While Republicans in Congress tried repeatedly to enact some version of Trumpcare/Obamacare repeal, Daily Action claims to have facilitated over 250,000 calls to Congress. It’s likely that Republicans will try again in the future (One activist I spoke with referred to their efforts as being like “Whack-a-mole.”), so the fight isn’t over, but for now, the win serves as proof that relentlessness is an effective strategy.
Heidi Hess, a senior campaign manager at Credo Action, which takes credit for facilitating over 80,000 phone calls and delivering 800,000 petition signatures to stop TrumpCare, added that in addition to signing petitions, showing up at town halls, and calling our representatives, it’s also important to engage with people — and not just legislators — at the hyper-local level.
“If you’re in a place where the conversation in the opinion pages of your local paper is all about how we’ll get our guns taken away, it’s important to respond to that at micro level,” Hess tells Bustle. “We have to make it clear, over and over again, that this is actually about saving lives and freeing people from the fear of being terrorized by gun violence.”
Another key narrative to reinforce is that regulating guns does, in fact, reduce gun violence.

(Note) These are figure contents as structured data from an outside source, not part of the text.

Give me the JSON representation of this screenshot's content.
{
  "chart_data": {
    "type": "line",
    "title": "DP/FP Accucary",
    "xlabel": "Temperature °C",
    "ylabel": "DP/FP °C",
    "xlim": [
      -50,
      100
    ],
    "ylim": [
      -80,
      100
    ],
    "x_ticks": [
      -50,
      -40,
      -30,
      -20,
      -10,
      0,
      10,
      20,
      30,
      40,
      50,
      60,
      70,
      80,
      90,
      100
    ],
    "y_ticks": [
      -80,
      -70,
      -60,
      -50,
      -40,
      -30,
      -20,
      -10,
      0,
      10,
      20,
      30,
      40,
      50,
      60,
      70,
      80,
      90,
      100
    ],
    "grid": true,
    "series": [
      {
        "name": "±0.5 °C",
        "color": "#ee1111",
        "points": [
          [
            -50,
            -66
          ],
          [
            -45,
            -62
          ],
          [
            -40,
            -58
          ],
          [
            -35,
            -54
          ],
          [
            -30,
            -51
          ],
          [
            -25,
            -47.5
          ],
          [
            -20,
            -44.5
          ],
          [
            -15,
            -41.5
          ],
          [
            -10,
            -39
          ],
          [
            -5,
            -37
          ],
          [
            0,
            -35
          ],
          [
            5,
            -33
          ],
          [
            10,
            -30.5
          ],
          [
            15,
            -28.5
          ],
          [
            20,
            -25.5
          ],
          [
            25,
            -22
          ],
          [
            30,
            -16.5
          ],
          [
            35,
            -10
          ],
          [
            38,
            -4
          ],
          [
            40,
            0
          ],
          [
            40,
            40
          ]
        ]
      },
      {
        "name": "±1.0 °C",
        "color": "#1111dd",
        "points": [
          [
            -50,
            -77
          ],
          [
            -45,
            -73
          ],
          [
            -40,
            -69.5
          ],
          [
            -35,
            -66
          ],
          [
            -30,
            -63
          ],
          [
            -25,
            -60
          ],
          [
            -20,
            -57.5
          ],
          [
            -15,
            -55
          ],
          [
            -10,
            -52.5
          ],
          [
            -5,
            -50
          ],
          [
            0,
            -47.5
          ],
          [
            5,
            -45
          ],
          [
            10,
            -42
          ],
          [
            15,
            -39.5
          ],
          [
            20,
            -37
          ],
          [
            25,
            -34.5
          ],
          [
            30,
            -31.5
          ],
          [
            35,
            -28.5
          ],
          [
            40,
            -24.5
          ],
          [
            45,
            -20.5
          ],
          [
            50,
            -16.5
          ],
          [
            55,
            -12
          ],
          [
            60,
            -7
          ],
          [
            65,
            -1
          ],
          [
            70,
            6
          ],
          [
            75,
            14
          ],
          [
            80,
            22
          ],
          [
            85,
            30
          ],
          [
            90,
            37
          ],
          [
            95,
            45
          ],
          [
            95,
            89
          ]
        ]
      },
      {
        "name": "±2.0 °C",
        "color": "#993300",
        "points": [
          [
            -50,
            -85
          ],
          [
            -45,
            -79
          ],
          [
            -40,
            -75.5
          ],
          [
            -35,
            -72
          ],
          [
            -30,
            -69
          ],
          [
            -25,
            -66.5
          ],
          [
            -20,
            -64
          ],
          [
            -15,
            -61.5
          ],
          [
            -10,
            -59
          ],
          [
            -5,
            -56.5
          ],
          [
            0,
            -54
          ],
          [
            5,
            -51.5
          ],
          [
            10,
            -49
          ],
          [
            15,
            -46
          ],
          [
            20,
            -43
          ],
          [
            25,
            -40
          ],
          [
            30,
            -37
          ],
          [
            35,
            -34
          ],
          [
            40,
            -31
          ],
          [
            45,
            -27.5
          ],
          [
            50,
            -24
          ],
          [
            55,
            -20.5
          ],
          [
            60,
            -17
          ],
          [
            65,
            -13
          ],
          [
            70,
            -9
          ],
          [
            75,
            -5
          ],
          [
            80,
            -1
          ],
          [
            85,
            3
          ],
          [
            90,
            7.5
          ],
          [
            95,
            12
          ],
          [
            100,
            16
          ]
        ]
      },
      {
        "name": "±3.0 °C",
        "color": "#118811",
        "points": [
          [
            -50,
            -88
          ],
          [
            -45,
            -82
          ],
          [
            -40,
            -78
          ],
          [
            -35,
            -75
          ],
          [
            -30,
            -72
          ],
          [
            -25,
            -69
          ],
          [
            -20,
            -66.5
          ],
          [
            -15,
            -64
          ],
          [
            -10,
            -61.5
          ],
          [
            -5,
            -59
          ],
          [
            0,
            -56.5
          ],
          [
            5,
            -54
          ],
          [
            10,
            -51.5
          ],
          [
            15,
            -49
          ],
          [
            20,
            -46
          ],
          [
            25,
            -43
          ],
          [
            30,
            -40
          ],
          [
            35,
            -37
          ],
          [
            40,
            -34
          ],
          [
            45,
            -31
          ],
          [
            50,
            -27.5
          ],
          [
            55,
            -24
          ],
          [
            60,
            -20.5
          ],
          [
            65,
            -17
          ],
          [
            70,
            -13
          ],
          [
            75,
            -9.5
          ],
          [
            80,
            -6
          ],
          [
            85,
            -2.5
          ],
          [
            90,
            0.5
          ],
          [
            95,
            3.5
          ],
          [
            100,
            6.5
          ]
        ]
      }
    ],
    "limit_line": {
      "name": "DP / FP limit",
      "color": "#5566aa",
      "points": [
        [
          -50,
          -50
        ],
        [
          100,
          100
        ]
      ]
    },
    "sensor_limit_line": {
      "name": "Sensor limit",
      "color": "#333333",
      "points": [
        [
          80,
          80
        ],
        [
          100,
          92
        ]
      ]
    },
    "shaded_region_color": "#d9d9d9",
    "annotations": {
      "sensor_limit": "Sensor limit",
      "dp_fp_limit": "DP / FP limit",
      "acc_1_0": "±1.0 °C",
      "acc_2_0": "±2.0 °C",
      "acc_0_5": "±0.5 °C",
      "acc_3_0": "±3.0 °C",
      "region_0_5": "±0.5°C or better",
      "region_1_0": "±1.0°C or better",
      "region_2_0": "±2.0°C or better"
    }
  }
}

Massachusetts is a great example — they have some of the strongest gun laws in the country, and also the lowest rates of gun deaths.
“Google your federal and state lawmakers, see what rating they have from the NRA, and vote accordingly.”

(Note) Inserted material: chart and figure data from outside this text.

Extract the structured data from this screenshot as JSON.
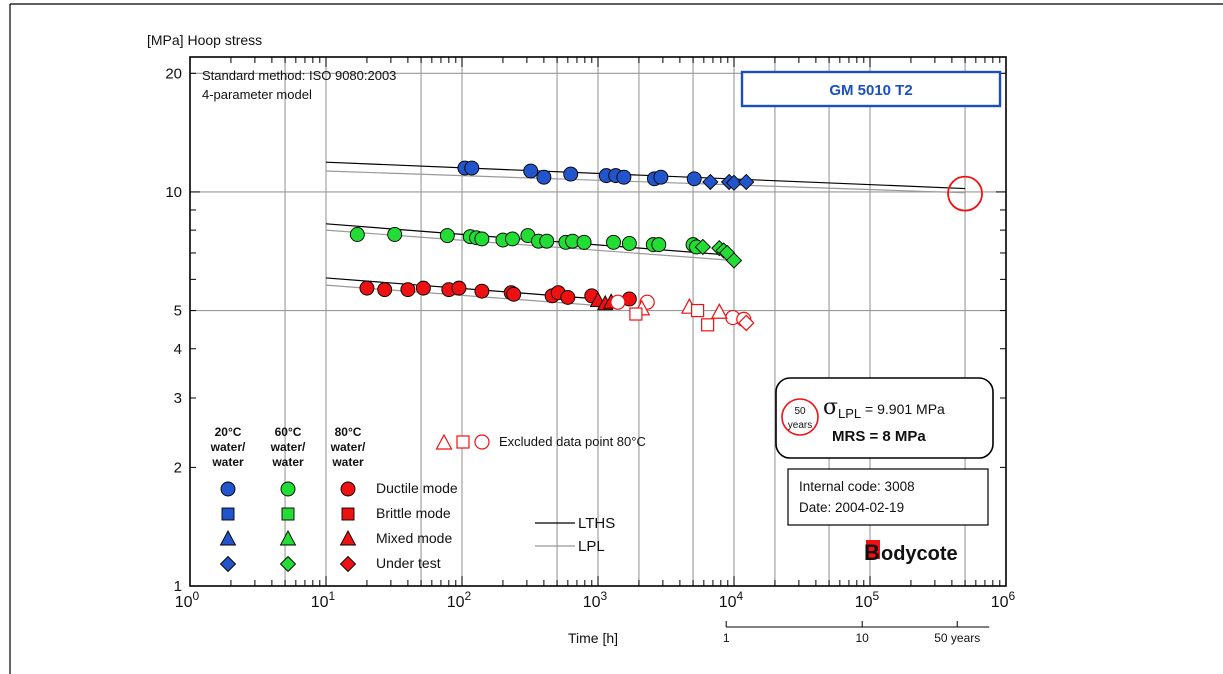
{
  "chart_data": {
    "type": "scatter",
    "x_scale": "log",
    "y_scale": "log",
    "xlim": [
      1,
      1000000
    ],
    "ylim": [
      1,
      22
    ],
    "ylabel": "[MPa] Hoop stress",
    "xlabel": "Time [h]",
    "x_tick_labels": [
      {
        "base": "10",
        "exp": "0"
      },
      {
        "base": "10",
        "exp": "1"
      },
      {
        "base": "10",
        "exp": "2"
      },
      {
        "base": "10",
        "exp": "3"
      },
      {
        "base": "10",
        "exp": "4"
      },
      {
        "base": "10",
        "exp": "5"
      },
      {
        "base": "10",
        "exp": "6"
      }
    ],
    "y_ticks": [
      1,
      2,
      3,
      4,
      5,
      10,
      20
    ],
    "y_tick_labels": [
      "1",
      "2",
      "3",
      "4",
      "5",
      "10",
      "20"
    ],
    "years_axis": {
      "ticks": [
        {
          "label": "1",
          "hours": 8760
        },
        {
          "label": "10",
          "hours": 87600
        },
        {
          "label": "50 years",
          "hours": 438000
        }
      ]
    },
    "grid": true,
    "method_text": [
      "Standard method: ISO 9080:2003",
      "4-parameter model"
    ],
    "material_title": "GM 5010 T2",
    "series": [
      {
        "temp": "20",
        "color": "#2255cc",
        "mode": "ductile",
        "points": [
          [
            105,
            11.5
          ],
          [
            118,
            11.5
          ],
          [
            320,
            11.3
          ],
          [
            400,
            10.9
          ],
          [
            630,
            11.1
          ],
          [
            1150,
            11.0
          ],
          [
            1350,
            11.0
          ],
          [
            1550,
            10.9
          ],
          [
            2600,
            10.8
          ],
          [
            2900,
            10.9
          ],
          [
            5100,
            10.8
          ]
        ]
      },
      {
        "temp": "20",
        "color": "#2255cc",
        "mode": "undertest",
        "points": [
          [
            6700,
            10.6
          ],
          [
            9200,
            10.6
          ],
          [
            10000,
            10.55
          ],
          [
            12300,
            10.6
          ]
        ]
      },
      {
        "temp": "60",
        "color": "#22dd33",
        "mode": "ductile",
        "points": [
          [
            17,
            7.8
          ],
          [
            32,
            7.8
          ],
          [
            78,
            7.75
          ],
          [
            115,
            7.7
          ],
          [
            128,
            7.65
          ],
          [
            140,
            7.6
          ],
          [
            200,
            7.55
          ],
          [
            235,
            7.6
          ],
          [
            305,
            7.75
          ],
          [
            365,
            7.5
          ],
          [
            420,
            7.5
          ],
          [
            580,
            7.45
          ],
          [
            650,
            7.5
          ],
          [
            790,
            7.45
          ],
          [
            1300,
            7.45
          ],
          [
            1700,
            7.4
          ],
          [
            2550,
            7.35
          ],
          [
            2800,
            7.35
          ],
          [
            5000,
            7.35
          ],
          [
            5300,
            7.25
          ]
        ]
      },
      {
        "temp": "60",
        "color": "#22dd33",
        "mode": "undertest",
        "points": [
          [
            5900,
            7.25
          ],
          [
            7800,
            7.2
          ],
          [
            8400,
            7.1
          ],
          [
            8900,
            7.0
          ],
          [
            10000,
            6.7
          ]
        ]
      },
      {
        "temp": "80",
        "color": "#ee1111",
        "mode": "ductile",
        "points": [
          [
            20,
            5.7
          ],
          [
            27,
            5.65
          ],
          [
            40,
            5.65
          ],
          [
            52,
            5.7
          ],
          [
            80,
            5.65
          ],
          [
            95,
            5.7
          ],
          [
            140,
            5.6
          ],
          [
            230,
            5.55
          ],
          [
            240,
            5.5
          ],
          [
            460,
            5.45
          ],
          [
            510,
            5.55
          ],
          [
            600,
            5.4
          ],
          [
            900,
            5.45
          ],
          [
            1700,
            5.35
          ]
        ]
      },
      {
        "temp": "80",
        "color": "#ee1111",
        "mode": "mixed",
        "points": [
          [
            1000,
            5.3
          ],
          [
            1130,
            5.2
          ],
          [
            1250,
            5.25
          ]
        ]
      },
      {
        "temp": "80",
        "color": "#ee1111",
        "mode": "excluded-circle",
        "points": [
          [
            1400,
            5.25
          ],
          [
            2300,
            5.25
          ],
          [
            9800,
            4.8
          ],
          [
            11800,
            4.75
          ]
        ]
      },
      {
        "temp": "80",
        "color": "#ee1111",
        "mode": "excluded-triangle",
        "points": [
          [
            2100,
            5.05
          ],
          [
            4700,
            5.1
          ],
          [
            7800,
            4.95
          ]
        ]
      },
      {
        "temp": "80",
        "color": "#ee1111",
        "mode": "excluded-square",
        "points": [
          [
            1900,
            4.9
          ],
          [
            5400,
            5.0
          ],
          [
            6400,
            4.6
          ]
        ]
      },
      {
        "temp": "80",
        "color": "#ee1111",
        "mode": "excluded-diamond",
        "points": [
          [
            12300,
            4.65
          ]
        ]
      }
    ],
    "regression_lines": [
      {
        "type": "LTHS",
        "from": [
          10,
          11.9
        ],
        "to": [
          500000,
          10.2
        ]
      },
      {
        "type": "LPL",
        "from": [
          10,
          11.3
        ],
        "to": [
          500000,
          9.95
        ]
      },
      {
        "type": "LTHS",
        "from": [
          10,
          8.3
        ],
        "to": [
          10000,
          6.9
        ]
      },
      {
        "type": "LPL",
        "from": [
          10,
          8.0
        ],
        "to": [
          10000,
          6.7
        ]
      },
      {
        "type": "LTHS",
        "from": [
          10,
          6.05
        ],
        "to": [
          1000,
          5.35
        ]
      },
      {
        "type": "LPL",
        "from": [
          10,
          5.8
        ],
        "to": [
          1000,
          5.15
        ]
      }
    ],
    "extrapolation_marker": {
      "x": 500000,
      "y": 9.9
    },
    "legend": {
      "headers": [
        [
          "20°C",
          "water/",
          "water"
        ],
        [
          "60°C",
          "water/",
          "water"
        ],
        [
          "80°C",
          "water/",
          "water"
        ]
      ],
      "modes": [
        "Ductile mode",
        "Brittle mode",
        "Mixed mode",
        "Under test"
      ],
      "excluded_label": "Excluded data point 80°C",
      "line_labels": [
        "LTHS",
        "LPL"
      ]
    },
    "results": {
      "badge_top": "50",
      "badge_bottom": "years",
      "sigma_symbol": "σ",
      "sigma_sub": "LPL",
      "sigma_text": " = 9.901 MPa",
      "mrs_text": "MRS = 8 MPa"
    },
    "info": {
      "line1": "Internal code: 3008",
      "line2": "Date: 2004-02-19"
    },
    "logo": {
      "initial": "B",
      "rest": "odycote"
    },
    "colors": {
      "blue": "#2255cc",
      "green": "#22dd33",
      "red": "#ee1111",
      "grid": "#999999",
      "title_blue": "#1a4fc0"
    }
  }
}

“Massachusetts is a great example of how you can both take steps to protect public safety and reduce gun violence while also respecting people’s second amendment right,” Massachusetts Attorney General Maura Healey tells Bustle. “I hope other states will look us as an example.”
Healey is currently being being sued by gun manufacturers for issuing an enforcement notice aimed at stopping the sale of copycats of assault weapons, which are illegal in the state. She was also subjected to sexist and homophobic hate speech as a result of the move, but Healey has made it clear that she won’t be deterred.
“If we had another product that was killing or injuring nearly 300 Americans a day, I think everyone would think of this as a public health issue,” she says. “That’s why we worked with the medical community in Massachusetts earlier this year to give them tools to talk about preventing gun accidents and self-injury with their patients, and it’s why it’s why we’ve worked hard to fight efforts by Congress to ban CDC research on gun violence.”
She adds that politicians need to be held accountable by voters for every dollar they’ve accepted from the NRA, every vote they’ve cast about gun legislation, and every gun death that occurs in their state. Watts agrees.
“Google your federal and state lawmakers, see what rating they have from the NRA, and vote accordingly,” Watts says. “If your lawmaker has an A or B rating from NRA that means they support guns for domestic abusers and they oppose a background check on every gun sale. They’re going to vote with the gun lobby when they’re in office, and it really is incumbent on all of us — especially women, who are the majority of the voting public — to educate ourselves about what our lawmakers do, and make it known that this one of the top issues we’re voting on.”